Traditional RPA and browser automation are script-first: they encode exact steps and break when the UI shifts. Emulator farms run stripped-down Android that many apps detect and refuse. Auten is goal-first and self-healing: it adapts to UI changes, runs on real or full Android, and gets faster and cheaper the more you use it because it caches proven plans.
The closest comparison most engineers reach for is Appium. If that is you, read Auten vs Appium for a detailed breakdown.
What it costs
There is a free tier (one physical phone, fifty AI actions per month) with no credit card required, so you can try the whole loop. Paid plans add hosted virtual devices and higher action limits. Crucially, replays do not count as AI actions — your stable, repeated flows trend toward zero marginal cost.

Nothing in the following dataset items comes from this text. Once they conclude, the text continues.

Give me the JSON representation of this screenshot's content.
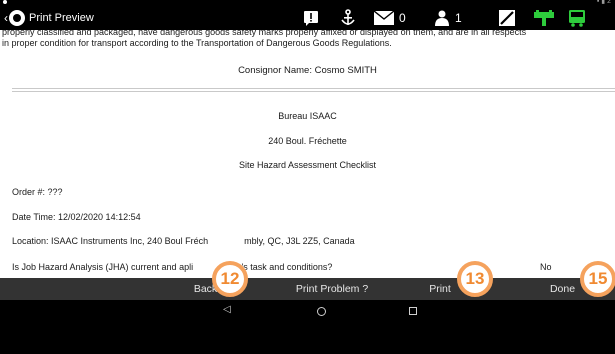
{
  "app_bar": {
    "title": "Print Preview",
    "messages_count": "0",
    "users_count": "1"
  },
  "document": {
    "declaration_line1": "properly classified and packaged, have dangerous goods safety marks properly affixed or displayed on them, and are in all respects",
    "declaration_line2": "in proper condition for transport according to the Transportation of Dangerous Goods Regulations.",
    "consignor": "Consignor Name:  Cosmo SMITH",
    "company": "Bureau ISAAC",
    "address": "240 Boul. Fréchette",
    "form_title": "Site Hazard Assessment Checklist",
    "order": "Order #: ???",
    "datetime": "Date Time: 12/02/2020 14:12:54",
    "location_start": "Location: ISAAC Instruments Inc, 240 Boul Fréch",
    "location_end": "mbly, QC, J3L 2Z5, Canada",
    "question_start": "Is Job Hazard Analysis (JHA) current and apli",
    "question_end": "y's task and conditions?",
    "answer": "No"
  },
  "badges": [
    "12",
    "13",
    "15"
  ],
  "buttons": {
    "back": "Back",
    "print_problem": "Print Problem ?",
    "print": "Print",
    "done": "Done"
  },
  "colors": {
    "badge_border": "#f5a25d",
    "badge_text": "#f08a32",
    "button_bar": "#333333",
    "green_icon": "#2ecc3c"
  }
}
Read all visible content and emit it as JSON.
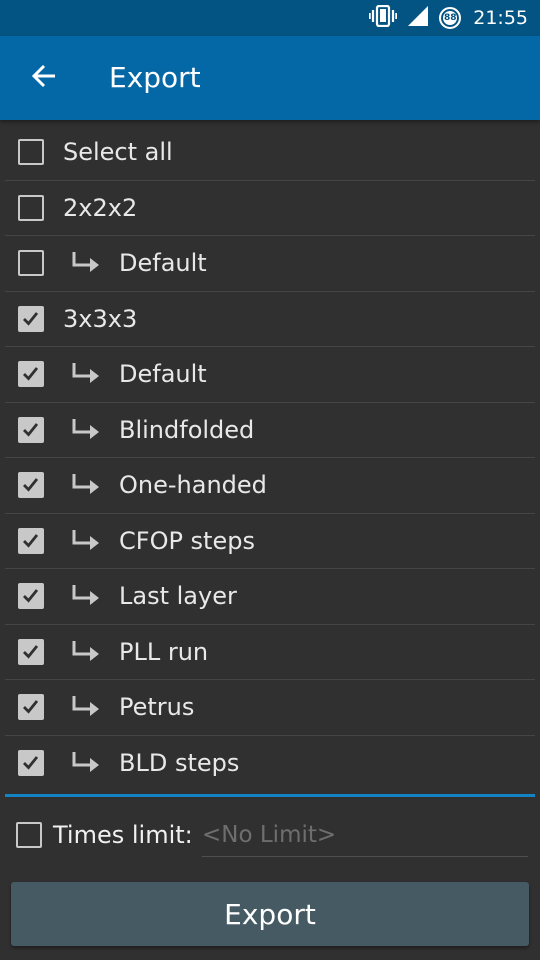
{
  "status_bar": {
    "time": "21:55",
    "battery_level": "88",
    "icons": [
      "vibrate-icon",
      "signal-icon",
      "battery-icon"
    ]
  },
  "toolbar": {
    "back_icon": "arrow-left-icon",
    "title": "Export"
  },
  "items": [
    {
      "label": "Select all",
      "checked": false,
      "indent": false
    },
    {
      "label": "2x2x2",
      "checked": false,
      "indent": false
    },
    {
      "label": "Default",
      "checked": false,
      "indent": true
    },
    {
      "label": "3x3x3",
      "checked": true,
      "indent": false
    },
    {
      "label": "Default",
      "checked": true,
      "indent": true
    },
    {
      "label": "Blindfolded",
      "checked": true,
      "indent": true
    },
    {
      "label": "One-handed",
      "checked": true,
      "indent": true
    },
    {
      "label": "CFOP steps",
      "checked": true,
      "indent": true
    },
    {
      "label": "Last layer",
      "checked": true,
      "indent": true
    },
    {
      "label": "PLL run",
      "checked": true,
      "indent": true
    },
    {
      "label": "Petrus",
      "checked": true,
      "indent": true
    },
    {
      "label": "BLD steps",
      "checked": true,
      "indent": true
    }
  ],
  "times_limit": {
    "label": "Times limit:",
    "checked": false,
    "placeholder": "<No Limit>",
    "value": ""
  },
  "export_button": {
    "label": "Export"
  },
  "colors": {
    "status_bar": "#045483",
    "toolbar": "#0568a6",
    "background": "#303030",
    "accent_divider": "#1483c4",
    "button": "#455a63"
  }
}
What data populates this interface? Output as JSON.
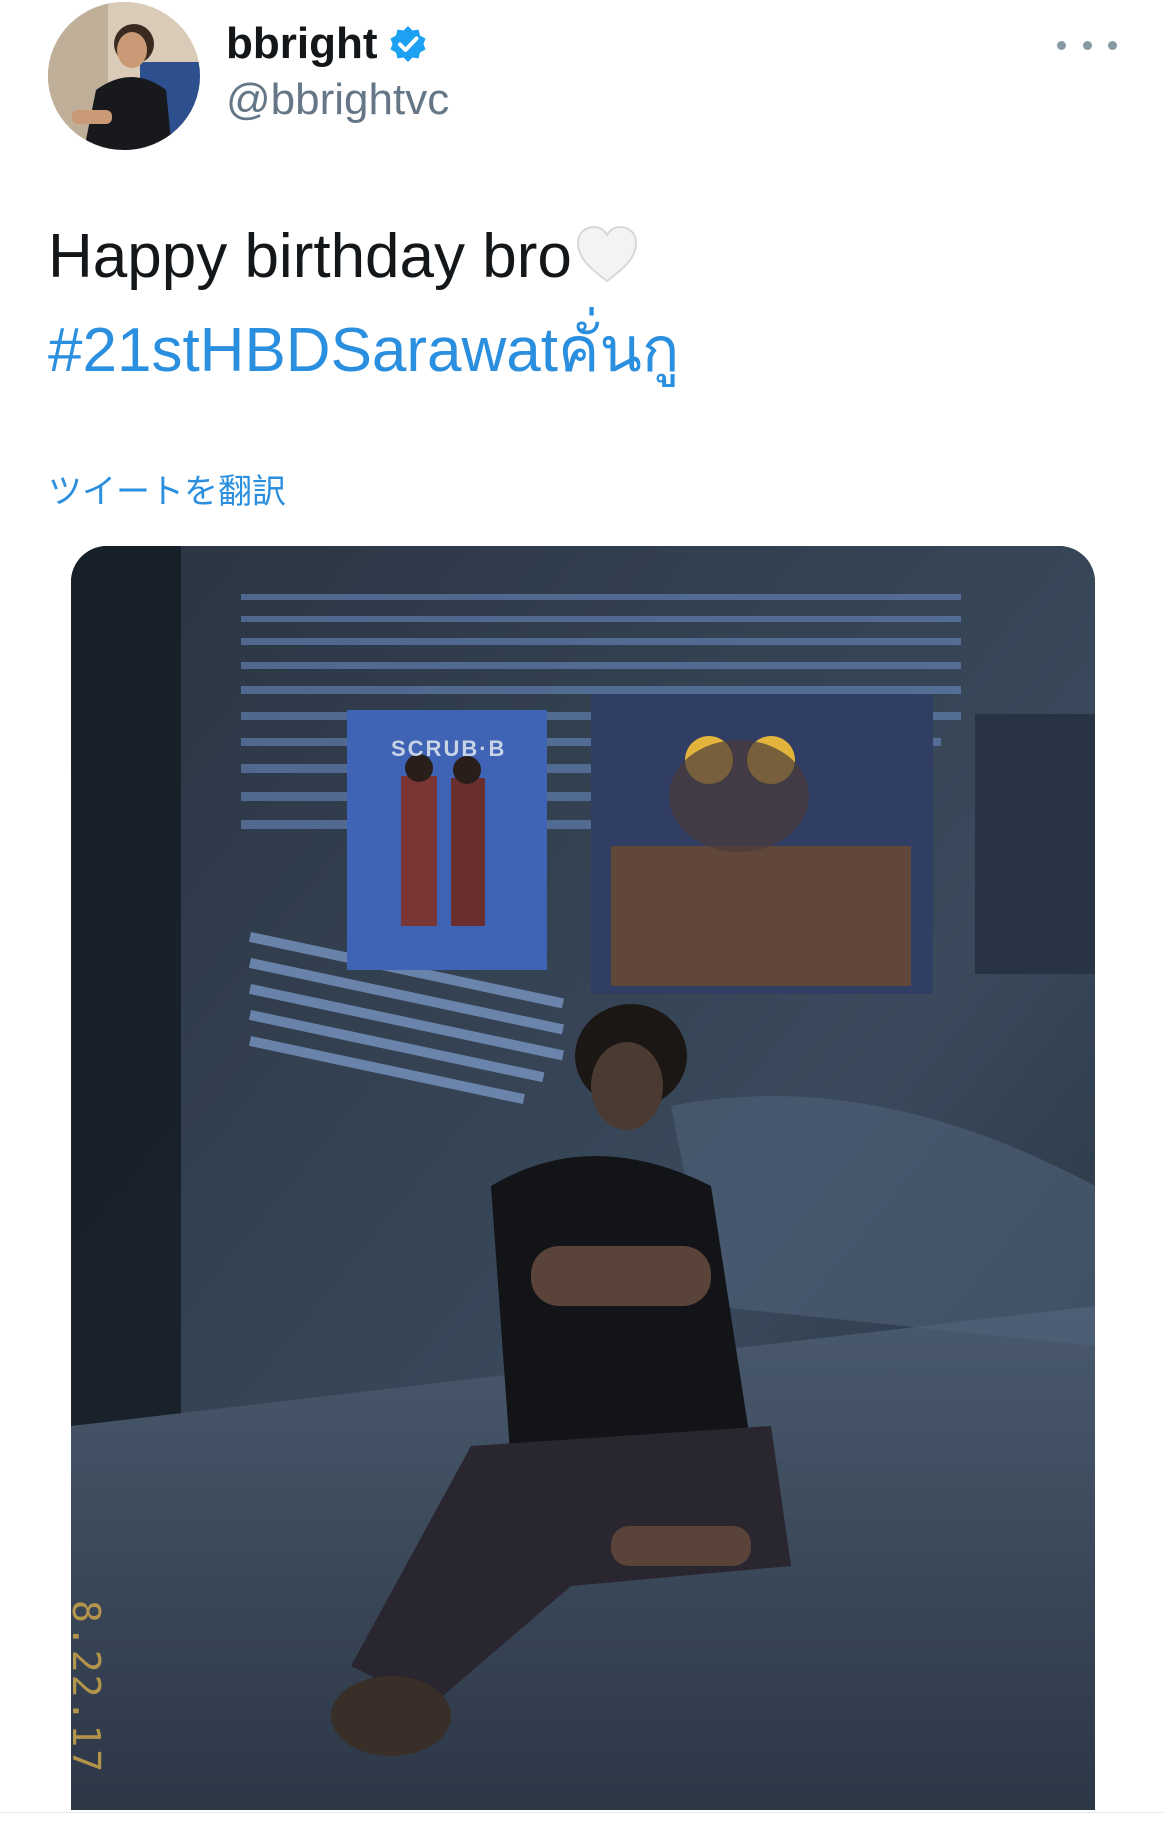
{
  "user": {
    "display_name": "bbright",
    "handle": "@bbrightvc",
    "verified": true,
    "avatar_icon": "profile-avatar"
  },
  "header": {
    "more_icon": "more-horizontal-icon"
  },
  "tweet": {
    "text": "Happy birthday bro",
    "emoji": "white-heart-icon",
    "hashtag": "#21stHBDSarawatคั่นกู",
    "translate_label": "ツイートを翻訳"
  },
  "media": {
    "poster_text": "SCRUB·B",
    "date_stamp": "8.22.17"
  },
  "colors": {
    "link": "#2b8fe0",
    "verified": "#1da1f2",
    "text": "#14171a",
    "secondary": "#657786"
  }
}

Describe what you want. The agent works out how — and remembers it for next time.
Frequently asked questions
Does Auten need root or a jailbroken phone?
No. Auten uses the standard Android Accessibility Service and a custom input method, the same APIs assistive apps use. Hosted virtual devices are managed for you.
Will it work on apps I did not build?
Yes — that is the point. The agent reads whatever is on screen, so it drives third-party apps just as well as your own. Note that some hardened apps (banking, anti-bot) may detect non-standard environments; test your targets first.
Is it reliable enough for production?
The verification step and plan replay are designed for repeatability. Cached plans run deterministically, and the agent falls back to fresh reasoning when a screen changes. Reliability improves as a device accumulates proven paths.
What languages and platforms does the SDK support?
The @autenai/sdk is published on npm for Node/TypeScript, and everything is also available over a plain REST API you can call from any language.